University Department of Psychiatry, University of Oxford and Oxford Health NHS Trust, Warneford Hospital, Oxford OX3 7JX, UK.
Department of Clinical Neuroscience, Karolinska Institutet, SE-171 77 Stockholm, Sweden.
Eur Neuropsychopharmacol. 2018 Feb;28(2):317-333. doi: 10.1016/j.euroneuro.2017.10.036. Epub 2018 Jan 19.
This ECNP meeting was designed to build bridges between different constituencies of mental illness treatment researchers from a range of backgrounds with a specific focus on enhancing the development of novel, evidence based, psychological treatments. In particular we wished to explore the potential for basic neuroscience to support the development of more effective psychological treatments, just as this approach is starting to illuminate the actions of drugs. To fulfil this aim, a selection of clinical psychologists, psychiatrists and neuroscientists were invited to sit at the same table. The starting point of the meeting was the proposition that we know certain psychological treatments work, but we have only an approximate understanding of why they work. The first task in developing a coherent mental health science would therefore be to uncover the mechanisms (at all levels of analysis) of effective psychological treatments. Delineating these mechanisms, a task that will require input from both the clinic and the laboratory, will provide a key foundation for the rational optimisation of psychological treatments. As reviewed in this paper, the speakers at the meeting reviewed recent advances in the understanding of clinical and cognitive psychology, neuroscience, experimental psychopathology, and treatment delivery technology focussed primarily on anxiety disorders and depression. We started by asking three rhetorical questions: What has psychology done for treatment? What has technology done for psychology? What has neuroscience done for psychology? We then addressed how research in five broad research areas could inform the future development of better treatments: Attention, Conditioning, Compulsions and addiction, Emotional Memory, and Reward and emotional bias. Research in all these areas (and more) can be harnessed to neuroscience since psychological therapies are a learning process with a biological basis in the brain. Because current treatment approaches are not fully satisfactory, there is an imperative to understand why not. And when psychological therapies do work we need to understand why this is the case, and how we can improve them. We may be able to improve accessibility to treatment without understanding mechanisms. But for treatment innovation and improvement, mechanistic insights may actually help. Applying neuroscience in this way will become an additional mission for ECNP.
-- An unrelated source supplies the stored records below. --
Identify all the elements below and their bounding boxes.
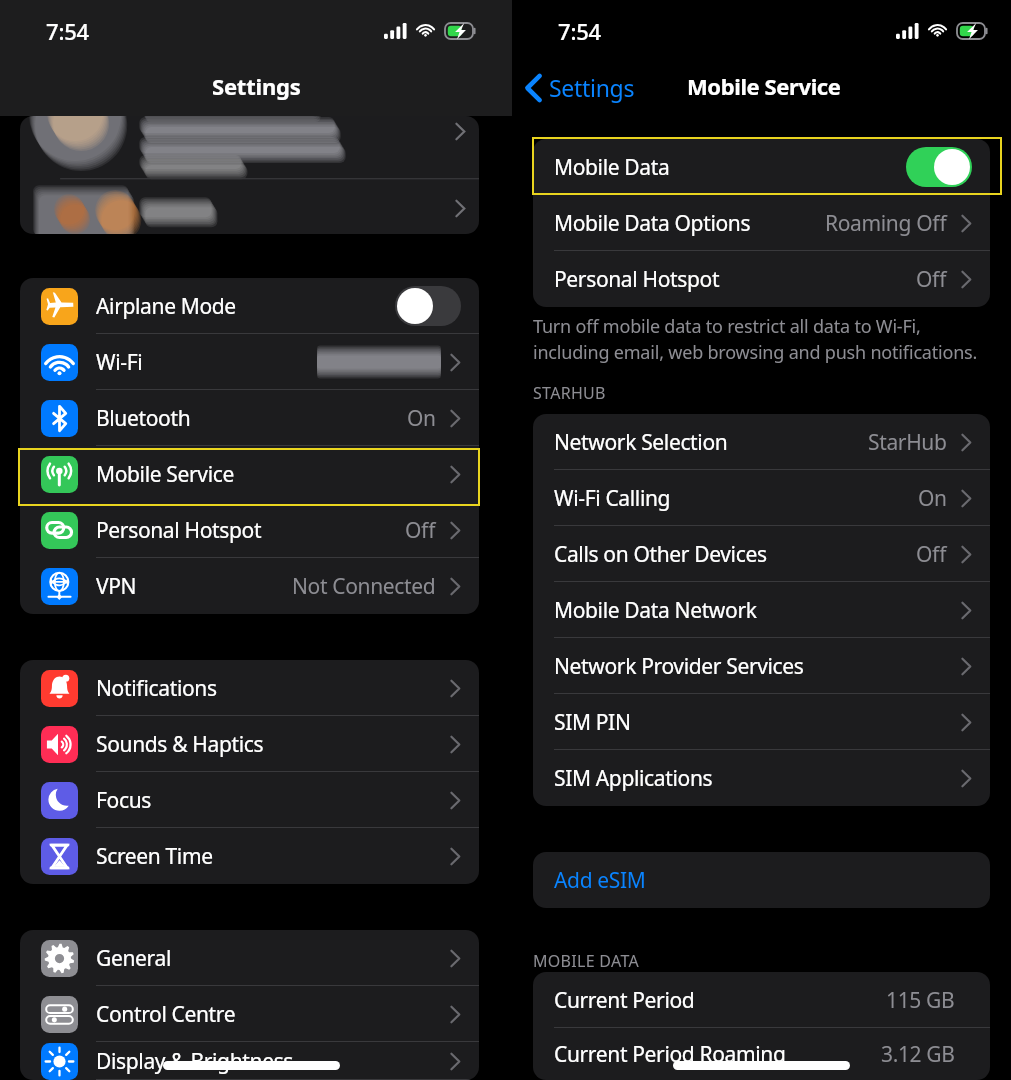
button[interactable]: Sounds & Haptics: [20, 716, 479, 772]
staticText: Mobile Service: [96, 460, 234, 489]
staticText: StarHub: [868, 428, 947, 457]
button[interactable]: Calls on Other Devices: [533, 526, 990, 582]
button[interactable]: Current Period Roaming: [533, 1028, 990, 1080]
staticText: SIM PIN: [554, 708, 631, 737]
staticText: 3.12 GB: [881, 1040, 955, 1069]
staticText: Settings: [212, 71, 301, 101]
staticText: Off: [916, 265, 947, 294]
button[interactable]: Wi-Fi Calling: [533, 470, 990, 526]
staticText: Control Centre: [96, 1000, 236, 1029]
button[interactable]: Notifications: [20, 660, 479, 716]
staticText: Add eSIM: [554, 866, 646, 895]
button[interactable]: Settings: [525, 72, 635, 103]
staticText: Roaming Off: [825, 209, 947, 238]
button[interactable]: Mobile Data Options: [533, 195, 990, 251]
staticText: Turn off mobile data to restrict all dat…: [533, 314, 978, 364]
staticText: Calls on Other Devices: [554, 540, 767, 569]
staticText: Mobile Service: [687, 71, 841, 101]
button[interactable]: Personal Hotspot: [20, 502, 479, 558]
staticText: Settings: [549, 72, 635, 103]
staticText: Wi-Fi: [96, 348, 143, 377]
staticText: STARHUB: [533, 382, 606, 404]
staticText: VPN: [96, 572, 137, 601]
staticText: Current Period: [554, 986, 695, 1015]
staticText: Bluetooth: [96, 404, 191, 433]
button[interactable]: SIM PIN: [533, 694, 990, 750]
staticText: 7:54: [46, 16, 89, 46]
button[interactable]: Airplane Mode: [20, 278, 479, 334]
staticText: Notifications: [96, 674, 217, 703]
button[interactable]: Wi-Fi: [20, 334, 479, 390]
staticText: SIM Applications: [554, 764, 713, 793]
staticText: Screen Time: [96, 842, 213, 871]
staticText: Personal Hotspot: [96, 516, 262, 545]
staticText: On: [407, 404, 436, 433]
button[interactable]: Add eSIM: [533, 852, 990, 908]
staticText: Personal Hotspot: [554, 265, 720, 294]
button[interactable]: Display & Brightness: [20, 1042, 479, 1080]
button[interactable]: Toggle off: [395, 286, 461, 326]
button[interactable]: Focus: [20, 772, 479, 828]
staticText: Off: [405, 516, 436, 545]
button[interactable]: Mobile Data Network: [533, 582, 990, 638]
staticText: Current Period Roaming: [554, 1040, 786, 1069]
staticText: General: [96, 944, 171, 973]
button[interactable]: Mobile Service: [20, 446, 479, 502]
button[interactable]: General: [20, 930, 479, 986]
staticText: Not Connected: [292, 572, 436, 601]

本次 ECNP 会议旨在为来自不同背景的精神疾病治疗研究人员建立桥梁,重点是增强新型、基于证据的心理治疗方法的发展。特别是,我们希望探索基础神经科学如何为更有效的心理治疗方法提供支持,就像这种方法开始阐明药物的作用一样。为了实现这一目标,我们邀请了一些临床心理学家、精神科医生和神经科学家坐在同一张桌子上。会议的出发点是这样一个命题,即我们知道某些心理治疗方法有效,但我们只是大致了解其作用机制。因此,发展连贯的心理健康科学的首要任务是揭示有效的心理治疗方法的机制(在所有分析层面上)。阐明这些机制,这是一个需要临床和实验室共同参与的任务,将为心理治疗的合理优化提供关键基础。正如本文所综述的,会议的演讲者回顾了在理解临床和认知心理学、神经科学、实验精神病理学以及主要针对焦虑症和抑郁症的治疗提供技术方面的最新进展。我们首先提出了三个反问句:心理学为治疗做了什么?技术为心理学做了什么?神经科学为心理学做了什么?然后,我们讨论了在五个广泛的研究领域的研究如何为更好的治疗方法的未来发展提供信息:注意力、条件作用、强迫和成瘾、情绪记忆以及奖励和情绪偏见。所有这些领域(以及更多)的研究都可以为神经科学提供信息,因为心理疗法是一种具有生物学基础的大脑学习过程。由于目前的治疗方法并不完全令人满意,因此必须了解原因。当心理疗法确实有效时,我们需要了解原因,以及如何改进。我们可能能够在不了解机制的情况下提高治疗的可及性。但是,为了治疗创新和改进,机制见解实际上可能会有所帮助。以这种方式应用神经科学将成为 ECNP 的另一项任务。